The detrimental problem resides not in the pace of development, but its prioritizing of a distorted image that projects only directly outward. This results in architectural designs of disparate facades and its spatial interior, urban designs of segregated classifications causing further exclusion of the old city in current development.
Qianmen Street is an exemplary of the contemporary Chinese mentality in its desperate search external display of identity. The practice of counterfeit architecture not only targets at western architecture that symbolizes capitalism and technology, nor their own traditional representatives, but the double projection of our own imagination of Chinese glamour in the foreigner’s mind.

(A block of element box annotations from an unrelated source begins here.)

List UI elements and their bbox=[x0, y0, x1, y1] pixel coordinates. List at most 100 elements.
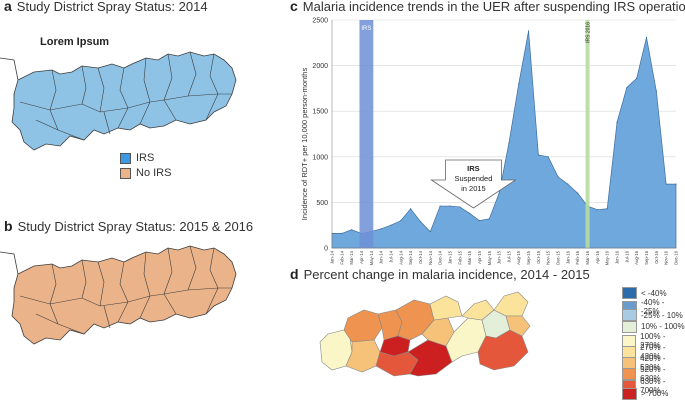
x-tick-label: Nov-16 bbox=[664, 250, 669, 264]
pc-legend-item: 270% - 420% bbox=[622, 343, 685, 361]
map-d-district-west2 bbox=[343, 309, 383, 343]
x-tick-label: Nov-15 bbox=[546, 250, 551, 264]
x-tick-label: May-16 bbox=[605, 250, 610, 265]
pc-legend-item: > 700% bbox=[622, 387, 669, 400]
data-point bbox=[410, 208, 412, 210]
panel-c-title-text: Malaria incidence trends in the UER afte… bbox=[302, 0, 685, 14]
y-tick-label: 2000 bbox=[312, 63, 328, 70]
map-d-district-e5 bbox=[493, 291, 529, 317]
pc-legend-item: < -40% bbox=[622, 287, 667, 299]
pc-legend-label: 420% - 520% bbox=[640, 354, 666, 373]
x-tick-label: Jun-16 bbox=[615, 250, 620, 264]
pc-legend-label: < -40% bbox=[641, 288, 667, 298]
data-point bbox=[419, 220, 422, 223]
irs-band bbox=[359, 20, 374, 248]
incidence-area bbox=[331, 30, 677, 249]
data-point bbox=[459, 206, 461, 208]
x-tick-label: Apr-16 bbox=[595, 250, 600, 264]
x-tick-label: Oct-14 bbox=[418, 250, 423, 264]
x-tick-label: Jun-15 bbox=[497, 250, 502, 264]
pc-legend-label: 630% - 700% bbox=[640, 376, 666, 395]
pc-legend-label: 270% - 420% bbox=[640, 343, 666, 361]
panel-d-title-text: Percent change in malaria incidence, 201… bbox=[303, 267, 590, 282]
y-tick-label: 1500 bbox=[312, 109, 328, 116]
x-tick-label: Jan-16 bbox=[565, 250, 570, 264]
data-point bbox=[537, 154, 539, 156]
data-point bbox=[547, 156, 549, 158]
map-b-outer-line bbox=[0, 251, 19, 275]
x-tick-label: Apr-15 bbox=[477, 250, 482, 264]
legend-a-noirs: No IRS bbox=[120, 167, 171, 179]
data-point bbox=[390, 224, 392, 226]
y-tick-label: 500 bbox=[316, 200, 328, 207]
data-point bbox=[439, 205, 441, 207]
data-point bbox=[675, 183, 677, 185]
panel-a-title-text: Study District Spray Status: 2014 bbox=[16, 0, 208, 14]
map-d-district-e4 bbox=[477, 329, 529, 371]
map-b-borders bbox=[19, 245, 232, 335]
data-point bbox=[655, 90, 657, 92]
x-tick-label: Aug-16 bbox=[634, 250, 639, 264]
x-tick-label: Feb-15 bbox=[457, 250, 462, 264]
suspended-arrow-text: IRS bbox=[467, 164, 480, 173]
pc-legend-item: 10% - 100% bbox=[622, 320, 685, 333]
data-point bbox=[518, 83, 520, 85]
pc-legend-label: 10% - 100% bbox=[641, 322, 685, 332]
suspended-arrow-text: Suspended bbox=[454, 174, 492, 183]
map-d-district-e6 bbox=[505, 315, 531, 337]
pc-legend-label: -40% - -25% bbox=[640, 298, 665, 317]
data-point bbox=[606, 208, 608, 210]
pc-legend-label: > 700% bbox=[641, 389, 669, 399]
x-tick-label: Sep-14 bbox=[408, 250, 413, 264]
map-b-region-outline bbox=[11, 245, 237, 345]
chart-x-ticks: Jan-14 Feb-14 Mar-14 Apr-14 May-14 Jun-14 Jul-… bbox=[330, 250, 679, 265]
map-a-districts bbox=[0, 51, 237, 151]
legend-a-noirs-label: No IRS bbox=[136, 167, 172, 179]
panel-d-title: d Percent change in malaria incidence, 20… bbox=[290, 266, 590, 282]
x-tick-label: Mar-14 bbox=[349, 250, 354, 264]
data-point bbox=[665, 183, 667, 185]
x-tick-label: Apr-14 bbox=[359, 250, 364, 264]
pc-legend-item: -25% - 10% bbox=[622, 309, 683, 322]
map-d bbox=[319, 291, 531, 377]
x-tick-label: Feb-14 bbox=[339, 250, 344, 264]
irs-2016-label: IRS 2016 bbox=[586, 22, 592, 43]
pc-legend-swatch bbox=[622, 287, 637, 299]
panel-c-title: c Malaria incidence trends in the UER aft… bbox=[290, 0, 685, 14]
panel-d-letter: d bbox=[290, 266, 299, 282]
x-tick-label: Oct-16 bbox=[654, 250, 659, 264]
x-tick-label: Aug-14 bbox=[398, 250, 403, 264]
x-tick-label: Dec-15 bbox=[556, 250, 561, 264]
suspended-arrow-text: in 2015 bbox=[461, 184, 486, 193]
data-point bbox=[508, 142, 510, 144]
x-tick-label: Dec-14 bbox=[438, 250, 443, 264]
data-point bbox=[488, 218, 490, 220]
panel-c-letter: c bbox=[290, 0, 298, 14]
data-point bbox=[380, 228, 382, 230]
y-tick-label: 2500 bbox=[312, 18, 328, 25]
y-tick-label: 0 bbox=[324, 246, 328, 253]
legend-a-noirs-swatch bbox=[120, 167, 131, 179]
data-point bbox=[478, 220, 481, 222]
suspended-arrow bbox=[430, 159, 517, 209]
data-point bbox=[567, 183, 569, 185]
x-tick-label: Jan-14 bbox=[330, 250, 335, 264]
map-d-district-c7 bbox=[429, 295, 463, 321]
x-tick-label: Aug-15 bbox=[516, 250, 521, 264]
pc-legend-label: 520% - 630% bbox=[640, 365, 666, 384]
data-point bbox=[449, 205, 451, 207]
x-tick-label: Dec-16 bbox=[674, 250, 679, 264]
panel-a-letter: a bbox=[4, 0, 12, 14]
x-tick-label: Jul-15 bbox=[506, 250, 511, 262]
legend-a-irs-label: IRS bbox=[136, 152, 155, 164]
map-d-district-west3 bbox=[345, 339, 381, 373]
chart-irs-band: IRS IRS 2016 bbox=[331, 20, 676, 249]
x-tick-label: Mar-15 bbox=[467, 250, 472, 264]
data-point bbox=[596, 209, 598, 211]
map-b bbox=[0, 245, 237, 345]
map-a-heading: Lorem Ipsum bbox=[40, 36, 110, 48]
data-point bbox=[636, 77, 638, 79]
legend-a-irs-swatch bbox=[120, 152, 131, 164]
panel-b-title: b Study District Spray Status: 2015 & 201… bbox=[4, 218, 253, 234]
panel-b-title-text: Study District Spray Status: 2015 & 2016 bbox=[17, 219, 254, 234]
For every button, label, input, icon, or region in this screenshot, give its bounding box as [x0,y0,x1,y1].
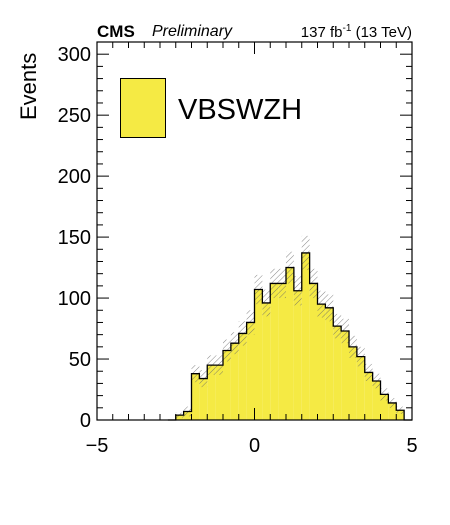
histogram-bar [215,365,223,420]
status-label: Preliminary [152,23,233,40]
x-tick-label: −5 [86,435,109,457]
plot-area [167,235,412,421]
y-axis-label: Events [16,52,41,120]
y-tick-label: 300 [58,44,91,66]
histogram-bar [199,378,208,420]
histogram-bar [380,394,389,420]
histogram-bar [364,372,373,420]
x-tick-label: 5 [406,435,417,457]
histogram-bar [301,252,310,420]
lumi-exponent: -1 [342,23,352,34]
histogram-bar [325,307,334,420]
y-tick-label: 200 [58,166,91,188]
lumi-energy: (13 TeV) [351,24,412,41]
histogram-bar [238,333,247,420]
experiment-label: CMS [97,22,135,41]
histogram-bar [286,267,294,420]
histogram-bar [349,346,357,420]
histogram-bar [341,330,349,420]
legend-swatch [120,78,166,138]
x-tick-label: 0 [249,435,260,457]
histogram-bar [223,350,231,420]
y-tick-label: 250 [58,105,91,127]
histogram-bar [293,290,302,420]
histogram-bar [278,283,286,420]
histogram-bar [262,302,271,420]
legend-label: VBSWZH [178,94,303,126]
histogram-bar [356,356,365,420]
histogram-bar [396,410,405,420]
luminosity-label: 137 fb-1 (13 TeV) [301,23,412,41]
axes: 0 50 100 150 200 250 300 −5 0 5 [58,41,418,457]
histogram-bar [388,402,397,420]
histogram-bar [207,365,216,420]
histogram-bar [254,289,263,420]
histogram-outline [167,252,412,421]
histogram-bar [191,373,200,420]
histogram-bar [270,283,279,420]
y-tick-label: 0 [80,410,91,432]
y-tick-label: 150 [58,227,91,249]
histogram-bar [230,343,239,420]
y-tick-label: 100 [58,288,91,310]
lumi-value: 137 fb [300,24,343,41]
histogram-bar [333,326,342,420]
histogram-bar [372,380,381,420]
y-tick-label: 50 [69,349,91,371]
histogram-bar [317,304,326,420]
histogram-bar [246,322,255,420]
histogram-bar [309,283,318,420]
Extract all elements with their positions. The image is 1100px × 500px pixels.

The value of Qianmen Street is solely dependent on the re-creation of its historical façade. As the above image suggests, even at the spot, some still chose to have their pictures taken in front of the Qianmen image printed on the construction partition, rather than the actual street. The functionality of Qianmen is perhaps no more than a same-size billboard, an undermined physical experience that is no different from the presentation of a rendered image. In the era of internet and information overflow, the mind only reacts to flashy images and the physical being is put into question. Archtiecturally speaking, the necessity of space is becoming less definite as technology surpasses physical distance. Skyscrapers will become excessive as people move work to home, as online shopping replaces malls, and renderings suggest reality. Do we accept space as replaceable, program interexchangeable?